The flaw resides in the Citrix Application Delivery Controller and Gateway.π Read
via "Threatpost".
Threat Post
Critical Citrix Bug Puts 80,000 Corporate LANs at Risk
The flaw resides in the Citrix Application Delivery Controller and Gateway.
ATENTIONβΌ New - CVE-2018-20492
π Read
via "National Vulnerability Database".
An issue was discovered in GitLab Community and Enterprise Edition before 11.4.13, 11.5.x before 11.5.6, and 11.6.x before 11.6.1. It has Incorrect Access Control (issue 2 of 6).π Read
via "National Vulnerability Database".
ATENTIONβΌ New - CVE-2012-2736
π Read
via "National Vulnerability Database".
In NetworkManager 0.9.2.0, when a new wireless network was created with WPA/WPA2 security in AdHoc mode, it created an open/insecure network.π Read
via "National Vulnerability Database".
ATENTIONβΌ New - CVE-2011-1474
π Read
via "National Vulnerability Database".
A locally locally exploitable DOS vulnerability was found in pax-linux versions 2.6.32.33-test79.patch, 2.6.38-test3.patch, and 2.6.37.4-test14.patch.
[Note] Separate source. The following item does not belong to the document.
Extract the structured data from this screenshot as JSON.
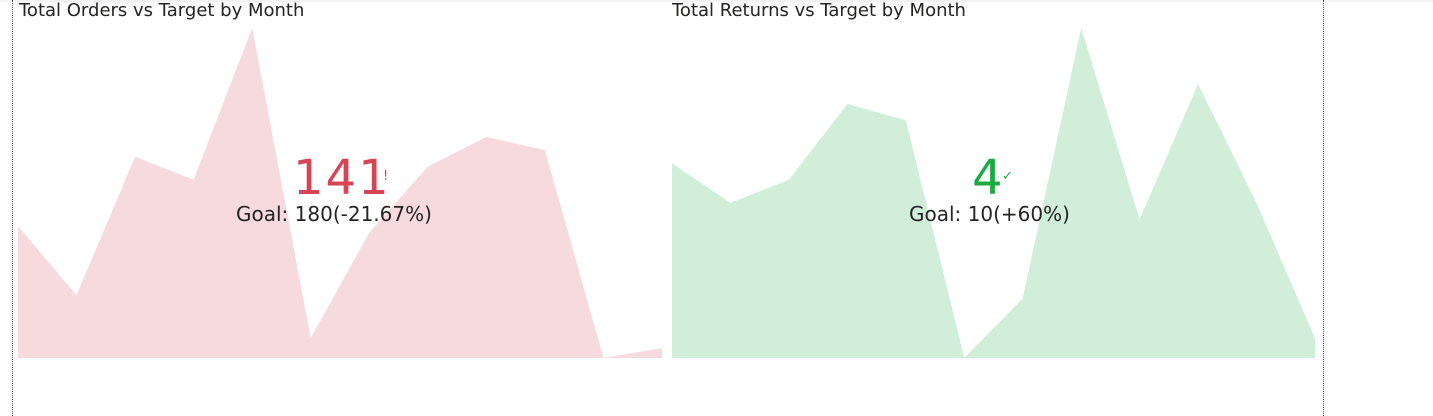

A bad bounds check in arch_get_unmapped_area_topdown triggered by programs doing an mmap after a MAP_GROWSDOWN mmap will create an infinite loop condition without releasing the VM semaphore eventually leading to a system crash.π Read
via "National Vulnerability Database".
ATENTIONβΌ New - CVE-2015-5290
π Read
via "National Vulnerability Database".
ircd-ratbox 3.0.9 mishandles the MONITOR command which allows remote attackers to cause a denial of service (system out-of-memory event).π Read
via "National Vulnerability Database".
ATENTIONβΌ New - CVE-2013-4318
π Read
via "National Vulnerability Database".
File injection vulnerability in Ruby gem Features 0.3.0 allows remote attackers to inject malicious html in the /tmp directory.π Read
via "National Vulnerability Database".
ATENTIONβΌ New - CVE-2013-2011
π Read
via "National Vulnerability Database".
WordPress W3 Super Cache Plugin before 1.3.2 contains a PHP code-execution vulnerability which could allow remote attackers to inject arbitrary code. This issue exists because of an incomplete fix for CVE-2013-2009.π Read
via "National Vulnerability Database".
ATENTIONβΌ New - CVE-2012-4420
π Read
via "National Vulnerability Database".
An information disclosure flaw was found in the way the Java Virtual Machine (JVM) implementation of Java SE 7 as provided by OpenJDK 7 incorrectly initialized integer arrays after memory allocation (in certain circumstances they had nonzero elements right after the allocation). A remote attacker could use this flaw to obtain potentially sensitive information.π Read
via "National Vulnerability Database".
ATENTIONβΌ New - CVE-2012-3462
π Read
via "National Vulnerability Database".
A flaw was found in SSSD version 1.9.0. The SSSD's access-provider logic causes the result of the HBAC rule processing to be ignored in the event that the access-provider is also handling the setup of the user's SELinux user context.π Read
via "National Vulnerability Database".
ATENTIONβΌ New - CVE-2013-3088
π Read
via "National Vulnerability Database".
Belkin N900 router (F9K1104v1) contains an Authentication Bypass using "Javascript debugging".π Read
via "National Vulnerability Database".